You’ll likely find that your workload does not max out some or all devices in your pool due to some bottleneck. zfs most likely offers configuration options to overcome these limitations.
Examples:
pool made of single HDD. Top performance for large, sequential file access when accessed without concurrency. Massive performance drop (2 orders of magnitude) when accessed in parallel, massive performance drop for random access due to massive latency of HDD hardware. Also, no redundancy - total data loss in case of device failure.
pool made of two HDDs in mirror config. Same performance for sequential access, same performance for write access, improved performance for read access (zfs is smart enough to read from both devices in parallel), improved redundancy, same capacity.
pool made of 3 HDDs in raidz1 … (I assume you’re familiar with raidz - I won’t go into detail) improved capacity, performance challenges
…
So, if you find that your software issues sync’ed writes (e.g. when using zfs dataset as NFS share), which slows down write speeds, then adding SLOG devices will mitigate this slowdown.

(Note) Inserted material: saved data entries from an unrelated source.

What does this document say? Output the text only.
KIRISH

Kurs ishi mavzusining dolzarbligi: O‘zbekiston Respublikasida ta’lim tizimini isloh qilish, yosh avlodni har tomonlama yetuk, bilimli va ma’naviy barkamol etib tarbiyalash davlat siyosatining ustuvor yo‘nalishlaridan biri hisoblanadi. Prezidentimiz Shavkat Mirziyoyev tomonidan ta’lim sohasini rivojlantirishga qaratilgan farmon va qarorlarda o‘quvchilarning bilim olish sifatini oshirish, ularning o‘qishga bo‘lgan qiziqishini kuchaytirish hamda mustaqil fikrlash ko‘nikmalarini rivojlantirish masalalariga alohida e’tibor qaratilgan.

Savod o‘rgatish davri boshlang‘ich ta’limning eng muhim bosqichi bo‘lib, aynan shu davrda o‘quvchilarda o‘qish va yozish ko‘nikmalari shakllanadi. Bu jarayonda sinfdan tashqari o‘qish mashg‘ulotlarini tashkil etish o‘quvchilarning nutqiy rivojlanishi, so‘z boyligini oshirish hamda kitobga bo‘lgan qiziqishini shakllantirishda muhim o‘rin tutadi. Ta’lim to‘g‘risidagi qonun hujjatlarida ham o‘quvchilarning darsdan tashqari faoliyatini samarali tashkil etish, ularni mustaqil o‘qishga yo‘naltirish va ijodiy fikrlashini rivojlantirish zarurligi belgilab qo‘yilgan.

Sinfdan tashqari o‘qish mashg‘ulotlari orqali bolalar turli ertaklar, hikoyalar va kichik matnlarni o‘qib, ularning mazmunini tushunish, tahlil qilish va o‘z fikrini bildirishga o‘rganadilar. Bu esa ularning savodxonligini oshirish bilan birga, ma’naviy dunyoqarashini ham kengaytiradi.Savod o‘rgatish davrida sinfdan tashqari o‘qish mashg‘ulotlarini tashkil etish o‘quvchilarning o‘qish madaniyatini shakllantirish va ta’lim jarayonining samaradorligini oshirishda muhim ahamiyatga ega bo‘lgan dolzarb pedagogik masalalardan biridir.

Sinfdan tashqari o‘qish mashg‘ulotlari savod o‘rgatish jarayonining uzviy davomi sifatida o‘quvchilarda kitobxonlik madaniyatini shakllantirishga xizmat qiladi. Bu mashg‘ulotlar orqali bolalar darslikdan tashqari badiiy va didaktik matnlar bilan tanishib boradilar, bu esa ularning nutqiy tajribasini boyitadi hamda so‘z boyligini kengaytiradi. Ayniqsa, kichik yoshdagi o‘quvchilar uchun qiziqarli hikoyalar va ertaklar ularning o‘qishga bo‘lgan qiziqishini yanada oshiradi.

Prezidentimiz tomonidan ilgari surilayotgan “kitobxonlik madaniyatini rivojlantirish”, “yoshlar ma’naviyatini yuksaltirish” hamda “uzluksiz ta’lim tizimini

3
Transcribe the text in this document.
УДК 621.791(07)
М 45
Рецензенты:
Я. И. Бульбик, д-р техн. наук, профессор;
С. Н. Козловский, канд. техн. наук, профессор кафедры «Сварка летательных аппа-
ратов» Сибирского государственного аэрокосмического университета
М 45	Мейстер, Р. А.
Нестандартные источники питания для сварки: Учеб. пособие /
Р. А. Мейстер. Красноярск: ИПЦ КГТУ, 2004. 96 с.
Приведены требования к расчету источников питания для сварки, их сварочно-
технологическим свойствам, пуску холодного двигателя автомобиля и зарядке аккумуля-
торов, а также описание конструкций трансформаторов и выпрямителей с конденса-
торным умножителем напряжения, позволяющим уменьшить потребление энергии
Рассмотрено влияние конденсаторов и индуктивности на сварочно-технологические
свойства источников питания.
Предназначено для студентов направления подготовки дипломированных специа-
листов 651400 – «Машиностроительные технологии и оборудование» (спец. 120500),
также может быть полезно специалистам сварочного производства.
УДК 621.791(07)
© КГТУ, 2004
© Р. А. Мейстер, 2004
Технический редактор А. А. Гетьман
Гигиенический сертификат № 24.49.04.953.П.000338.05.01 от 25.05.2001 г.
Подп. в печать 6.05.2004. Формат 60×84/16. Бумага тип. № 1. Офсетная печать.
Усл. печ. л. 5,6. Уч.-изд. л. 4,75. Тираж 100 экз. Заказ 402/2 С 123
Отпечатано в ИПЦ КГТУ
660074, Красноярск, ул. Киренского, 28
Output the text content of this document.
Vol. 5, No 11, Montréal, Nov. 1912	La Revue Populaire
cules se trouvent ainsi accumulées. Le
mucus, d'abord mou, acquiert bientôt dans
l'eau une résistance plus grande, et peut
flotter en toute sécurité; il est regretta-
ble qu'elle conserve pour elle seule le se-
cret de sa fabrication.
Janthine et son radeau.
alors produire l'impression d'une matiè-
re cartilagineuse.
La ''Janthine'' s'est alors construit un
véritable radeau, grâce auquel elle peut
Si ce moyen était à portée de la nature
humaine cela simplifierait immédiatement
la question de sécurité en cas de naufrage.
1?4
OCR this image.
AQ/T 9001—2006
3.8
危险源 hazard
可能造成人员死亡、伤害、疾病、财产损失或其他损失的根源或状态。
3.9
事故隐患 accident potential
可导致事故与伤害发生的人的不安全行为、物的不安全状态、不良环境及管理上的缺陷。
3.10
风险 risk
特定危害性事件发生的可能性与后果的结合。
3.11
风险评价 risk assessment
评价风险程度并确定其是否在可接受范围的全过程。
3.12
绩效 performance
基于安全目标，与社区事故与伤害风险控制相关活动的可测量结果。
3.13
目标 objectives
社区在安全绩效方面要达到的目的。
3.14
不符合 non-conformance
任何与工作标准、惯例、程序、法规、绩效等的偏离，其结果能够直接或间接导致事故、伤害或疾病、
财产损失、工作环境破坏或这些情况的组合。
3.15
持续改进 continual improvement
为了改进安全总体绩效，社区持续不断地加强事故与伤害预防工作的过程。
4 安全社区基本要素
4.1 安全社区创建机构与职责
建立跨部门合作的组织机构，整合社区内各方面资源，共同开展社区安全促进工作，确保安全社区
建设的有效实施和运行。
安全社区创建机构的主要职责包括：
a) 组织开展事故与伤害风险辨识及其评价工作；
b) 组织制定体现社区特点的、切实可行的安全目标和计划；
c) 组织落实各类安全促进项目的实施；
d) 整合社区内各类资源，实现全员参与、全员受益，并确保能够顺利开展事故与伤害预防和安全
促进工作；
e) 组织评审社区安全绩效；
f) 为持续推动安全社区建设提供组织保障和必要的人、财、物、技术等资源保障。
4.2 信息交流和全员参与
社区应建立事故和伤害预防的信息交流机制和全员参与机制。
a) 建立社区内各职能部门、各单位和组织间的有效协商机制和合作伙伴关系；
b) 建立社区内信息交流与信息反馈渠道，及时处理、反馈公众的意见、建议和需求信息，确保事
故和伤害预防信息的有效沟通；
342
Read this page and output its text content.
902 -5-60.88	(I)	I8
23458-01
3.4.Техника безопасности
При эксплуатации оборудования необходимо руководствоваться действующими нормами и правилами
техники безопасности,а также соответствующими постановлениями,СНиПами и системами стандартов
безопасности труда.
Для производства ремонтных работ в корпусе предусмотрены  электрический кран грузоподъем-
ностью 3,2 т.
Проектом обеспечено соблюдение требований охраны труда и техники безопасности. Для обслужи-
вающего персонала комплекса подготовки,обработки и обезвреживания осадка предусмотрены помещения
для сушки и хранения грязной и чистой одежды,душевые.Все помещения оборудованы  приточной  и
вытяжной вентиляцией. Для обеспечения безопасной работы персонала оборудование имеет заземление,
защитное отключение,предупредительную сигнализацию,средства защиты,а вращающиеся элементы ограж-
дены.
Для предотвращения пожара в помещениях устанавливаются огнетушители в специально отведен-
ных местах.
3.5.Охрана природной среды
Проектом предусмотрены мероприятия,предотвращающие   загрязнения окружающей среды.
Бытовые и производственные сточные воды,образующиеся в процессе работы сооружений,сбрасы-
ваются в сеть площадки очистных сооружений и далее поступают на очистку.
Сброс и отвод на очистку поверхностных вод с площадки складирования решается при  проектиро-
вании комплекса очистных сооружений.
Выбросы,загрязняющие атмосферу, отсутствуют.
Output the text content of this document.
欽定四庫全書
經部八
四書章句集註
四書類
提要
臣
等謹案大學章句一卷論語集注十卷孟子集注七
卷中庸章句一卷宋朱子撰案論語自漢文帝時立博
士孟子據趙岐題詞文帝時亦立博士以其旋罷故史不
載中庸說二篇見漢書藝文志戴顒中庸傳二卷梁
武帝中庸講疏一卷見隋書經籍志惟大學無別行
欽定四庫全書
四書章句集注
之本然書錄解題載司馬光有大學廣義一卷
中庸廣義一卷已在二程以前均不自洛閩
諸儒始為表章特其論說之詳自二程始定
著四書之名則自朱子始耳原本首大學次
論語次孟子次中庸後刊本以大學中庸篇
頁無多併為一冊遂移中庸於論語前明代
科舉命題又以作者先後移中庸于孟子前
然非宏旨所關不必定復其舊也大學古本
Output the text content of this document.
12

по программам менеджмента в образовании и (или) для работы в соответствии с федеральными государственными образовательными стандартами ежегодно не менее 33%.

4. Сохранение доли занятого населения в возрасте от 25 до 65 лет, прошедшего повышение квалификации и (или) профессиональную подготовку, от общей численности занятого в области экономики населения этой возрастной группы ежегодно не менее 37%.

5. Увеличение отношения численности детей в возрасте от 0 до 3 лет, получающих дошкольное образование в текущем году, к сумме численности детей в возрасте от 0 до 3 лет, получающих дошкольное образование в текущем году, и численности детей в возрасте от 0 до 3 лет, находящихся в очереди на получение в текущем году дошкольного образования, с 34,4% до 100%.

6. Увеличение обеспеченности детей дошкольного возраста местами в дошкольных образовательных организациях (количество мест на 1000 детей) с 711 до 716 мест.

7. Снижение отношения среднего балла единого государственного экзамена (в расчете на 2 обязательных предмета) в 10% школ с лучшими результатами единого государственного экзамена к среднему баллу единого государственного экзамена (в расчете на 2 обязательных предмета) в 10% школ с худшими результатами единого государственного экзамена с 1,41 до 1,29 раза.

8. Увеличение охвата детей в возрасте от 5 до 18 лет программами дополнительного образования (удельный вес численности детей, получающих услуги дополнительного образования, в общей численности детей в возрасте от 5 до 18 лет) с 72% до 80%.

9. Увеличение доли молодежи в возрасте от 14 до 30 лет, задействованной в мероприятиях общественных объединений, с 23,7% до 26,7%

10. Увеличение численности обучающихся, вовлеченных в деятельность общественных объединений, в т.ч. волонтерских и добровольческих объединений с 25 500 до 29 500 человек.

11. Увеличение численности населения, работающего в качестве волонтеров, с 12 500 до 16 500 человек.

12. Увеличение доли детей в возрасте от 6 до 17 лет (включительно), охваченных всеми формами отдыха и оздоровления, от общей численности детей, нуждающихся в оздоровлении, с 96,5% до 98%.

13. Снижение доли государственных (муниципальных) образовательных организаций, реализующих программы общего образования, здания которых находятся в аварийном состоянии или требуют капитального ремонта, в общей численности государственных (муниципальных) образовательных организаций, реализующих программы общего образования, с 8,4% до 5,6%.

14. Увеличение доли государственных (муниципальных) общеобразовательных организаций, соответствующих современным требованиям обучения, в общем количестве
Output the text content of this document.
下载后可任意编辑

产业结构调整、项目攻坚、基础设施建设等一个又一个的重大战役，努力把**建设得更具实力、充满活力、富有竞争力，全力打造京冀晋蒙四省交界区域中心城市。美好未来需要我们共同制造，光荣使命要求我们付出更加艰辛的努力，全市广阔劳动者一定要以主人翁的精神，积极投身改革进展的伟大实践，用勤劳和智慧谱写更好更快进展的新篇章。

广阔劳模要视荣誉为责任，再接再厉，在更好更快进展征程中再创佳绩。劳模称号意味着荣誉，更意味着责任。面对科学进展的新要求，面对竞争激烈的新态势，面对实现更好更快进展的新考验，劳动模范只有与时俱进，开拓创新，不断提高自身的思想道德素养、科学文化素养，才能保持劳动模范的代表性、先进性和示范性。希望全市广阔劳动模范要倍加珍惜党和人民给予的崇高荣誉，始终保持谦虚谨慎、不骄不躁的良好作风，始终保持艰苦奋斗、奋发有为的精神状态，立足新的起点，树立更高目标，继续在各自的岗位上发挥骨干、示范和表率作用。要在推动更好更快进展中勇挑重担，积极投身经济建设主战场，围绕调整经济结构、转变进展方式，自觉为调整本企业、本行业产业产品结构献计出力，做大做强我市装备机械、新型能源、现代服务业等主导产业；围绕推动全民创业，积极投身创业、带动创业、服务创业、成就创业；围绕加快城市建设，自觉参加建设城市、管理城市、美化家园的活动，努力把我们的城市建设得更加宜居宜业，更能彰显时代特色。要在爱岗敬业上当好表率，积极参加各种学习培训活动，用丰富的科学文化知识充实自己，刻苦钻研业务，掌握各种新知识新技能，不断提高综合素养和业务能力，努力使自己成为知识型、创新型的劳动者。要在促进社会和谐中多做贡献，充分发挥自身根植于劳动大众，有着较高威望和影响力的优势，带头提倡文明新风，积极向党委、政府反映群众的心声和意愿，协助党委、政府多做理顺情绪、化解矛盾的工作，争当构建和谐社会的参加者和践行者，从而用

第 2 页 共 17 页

If you find that you experience a slowdown because your zfs pool is asked to access a larger amount of blocks than fit into RAM (meaning it cannot be cached effectively), there are three ways to mitigate that:
Add RAM (costly, but fastest option; typically capacity limited)
Add devices to pool to increase overall performance of pool
Add L2ARC vdevs.
Which option is the best is unclear and really depends on your needs and situation (wants, budget, etc.).
Using nvme as special devices are are great tool to mitigate slowdown due to HDD latency when accessing metadata and/or small files.
Generally, performance of a zpool is based on the performance of its vdevs. More vdevs help with concurrent workload. All other (zfs performance) features help overcome performance bottlenecks of your existing pool.
In HDD based pools you need to find the “typical” performance of your brand and model of hard drives.
While my HDDs manage to hit top bandwidth (~240MB/s) specs during scrubbing, they provide more like 100 MB/s during typical use in their raidz config. With that in mind, you’ll need at least 24+ HDDs to saturate your 40gb (~5GB/s in theory) network link. zfs will scale nicely with HDD based configs.
Also consider the other components in your networked setup.
I find that copying between single gen4 nvme devices is not sufficent to saturate a 40gb network any software method (I tried) to bundle nvme devices (md raid, zfs) causes enough overhead to prevent low queue depth workload to saturate the network.
So, to max out a 40gb network connection with a HDD based zpool you’ll need dozens of HDDs likely with special devices, slog devices, and l2arc attached.
Also - make sure that any slowdown in network transfer speeds depends both on source and target performance as well as channel performance.
Thanks so much for this. It’s interesting that you suggest ditching the L2. I have lots of games and game servers that I assumed were benefiting from my l2 but I never did actual testing.
Redoing my array with mirrors would drastically improve performance, but with how much capacity I’d lose… I think I’ll stick with my 4x Z2. That’s 32 drives in total. Differing capacities (for now) but still should be enough? (let me know if I’m missing something)
I should mention that VMs also run on the truenas, so my actual usable RAM for l1 is around 190gb. Also, with the storage controller, GPU (used with my docker host vm for transcoding), network card, and bifurcation card, I’m out of PCIE lanes on this board. All I can muster on my current NAS is 4 PCIE3 NVME SSDs. With that, and with your suggestion here, would partitioning a striped mirror of the 4 SSDs be a good idea? That would be 4TB of usable space to use, more than enough for metadata, slog, and L2.
Isn’t that generally true, regardless of the filesystem? I.e. there is a general performance loss associated with all block storage as that block storage approaches its maximum capacity?